4. Responsibility and Initiative in Communal Concerns

The problem of responsibility and initiative in socialist enterprises is closely connected with that of economic calculation. It is now universally agreed that the exclusion of free initiative and individual responsibility, on which the successes of private enterprise depend, constitutes the most serious menace to socialist economic organization. [14]

The majority of socialists silently pass this problem by. Others believe they can answer it with an allusion to the directors of companies; in spite of the fact that they are not the owners of the means of production, enterprises under their control have flourished. If society, instead of company shareholders, becomes the owner of the means of production, nothing will have altered. The directors would not work less satisfactorily for society than for shareholders.

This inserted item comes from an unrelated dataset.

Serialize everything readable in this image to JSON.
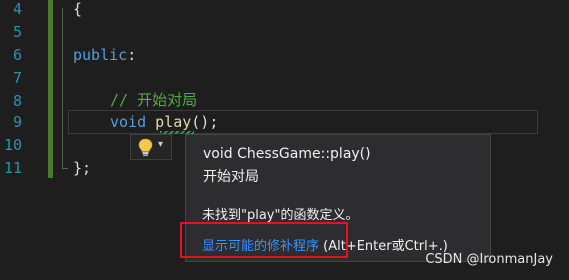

We must distinguish between two groups of joint-stock companies and similar concerns. In the first group, consisting for the large part of smaller companies, a few individuals unite in a common enterprise in the legal form of a company. They are often the heirs of the founders of the company, or often previous competitors who have amalgamated. Here the actual control and management of business is in the hands of the shareholders themselves or at least of some of the shareholders, who do business in their own interest; or in that of closely related shareholders such as wives, minors, etc. The directors in their capacity as members of the board of management or of the board of control, and sometimes also in an attenuated legal capacity, themselves exercise the decisive influence in the conduct of affairs. Nor is this affected by the circumstance that sometimes part of the share-capital is held by a financial consortium or bank. Here in fact the company is only differentiated from the public commercial company by its legal form.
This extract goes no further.